On 19 December 2019, the European Court of Justice gave its judgment in case C-715/18 (Segler-Vereinigung Cuxhaven eV). The case deals with the question if the reduced VAT rate applies to the letting of boat moorings in a marina.

Facts (simplified):

Segler-Vereinigung Cuxhaven (a sailors association) is a registered non-profit-making association whose object is to promote the sport of sailing and motorised water sports. It maintains approximately 300 boat moorings, roughly half of which were allocated during 2010 to 2012 (‘the years at issue’) to members of the association. Those members are obliged to tolerate the use of their moorings by guests in their absence. The remaining moorings may be used by guests without restriction.

In the years at issue, Segler-Vereinigung Cuxhaven applied the reduced rate of VAT to payments received for making the moorings available to guests.

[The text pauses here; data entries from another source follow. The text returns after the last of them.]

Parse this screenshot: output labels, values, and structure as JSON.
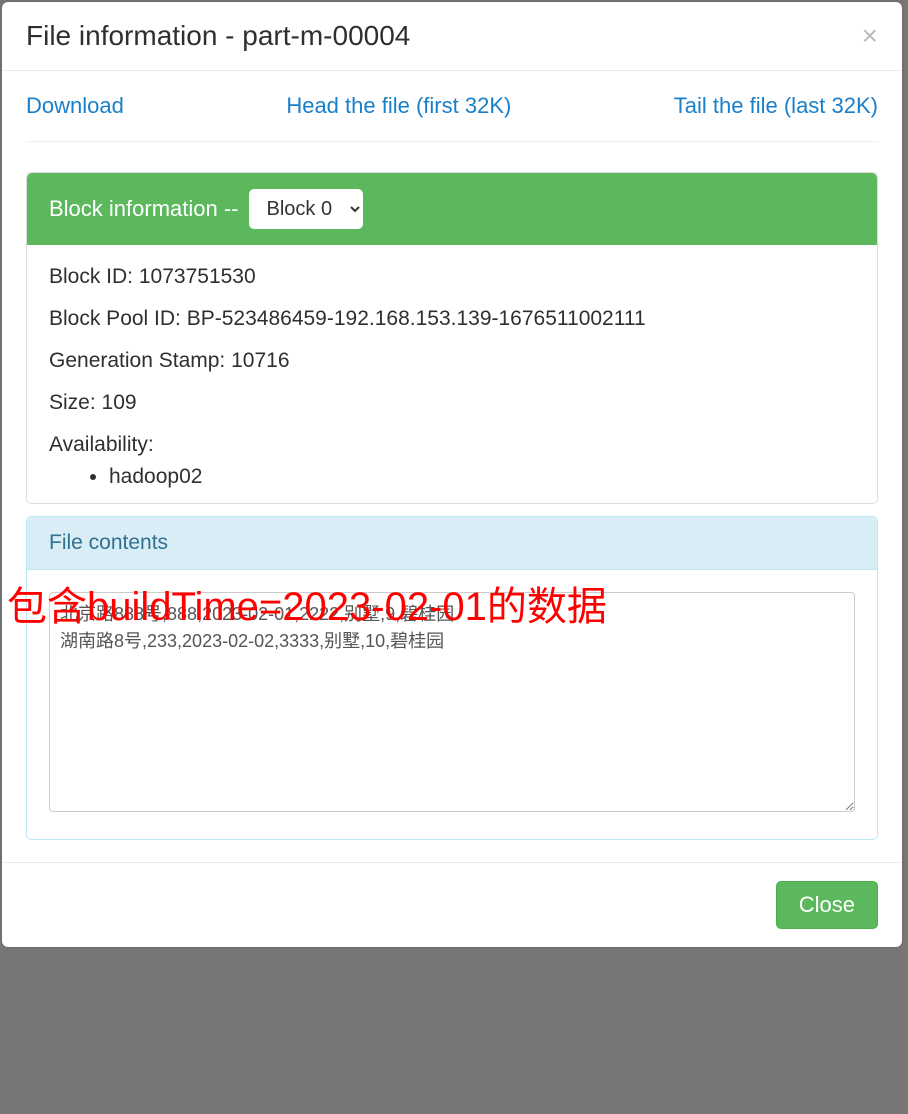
{
  "modal": {
    "title": "File information - part-m-00004",
    "close_x": "×"
  },
  "actions": {
    "download": "Download",
    "head": "Head the file (first 32K)",
    "tail": "Tail the file (last 32K)"
  },
  "block_panel": {
    "heading": "Block information -- ",
    "select_options": [
      "Block 0"
    ],
    "selected": "Block 0",
    "block_id_label": "Block ID:",
    "block_id_value": "1073751530",
    "pool_id_label": "Block Pool ID:",
    "pool_id_value": "BP-523486459-192.168.153.139-1676511002111",
    "gen_stamp_label": "Generation Stamp:",
    "gen_stamp_value": "10716",
    "size_label": "Size:",
    "size_value": "109",
    "availability_label": "Availability:",
    "availability_nodes": [
      "hadoop02"
    ]
  },
  "annotation_text": "包含buildTime=2023-02-01的数据",
  "file_contents": {
    "heading": "File contents",
    "text": "北京路888号,888,2023-02-01,2222,别墅,9,碧桂园\n湖南路8号,233,2023-02-02,3333,别墅,10,碧桂园"
  },
  "footer": {
    "close_label": "Close"
  }
}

The German Tax Office did not agree with this, and raised an assessment, applying the standard rate of VAT to those payments.

The Niedersächsisches Finanzgericht (Finance Court of Lower Saxony, Germany) dismissed the action brought by the appellant in the main proceedings against that decision. According to that court, the short-term provision of boat moorings cannot be classified under the ‘short-term letting of camping areas’, within the meaning of Paragraph 12(2)(11) of the UStG. Such provision falls within the concept of the ‘letting of premises and sites for the parking of vehicles’, referred to in Paragraph 4(12), second sentence, second alternative, of the UStG which is founded on Article 135(2)(b) of the VAT Directive. It stated that the general principle of equality laid down in Article 3(1) of the Basic Law for the Federal Republic of Germany does not preclude that interpretation.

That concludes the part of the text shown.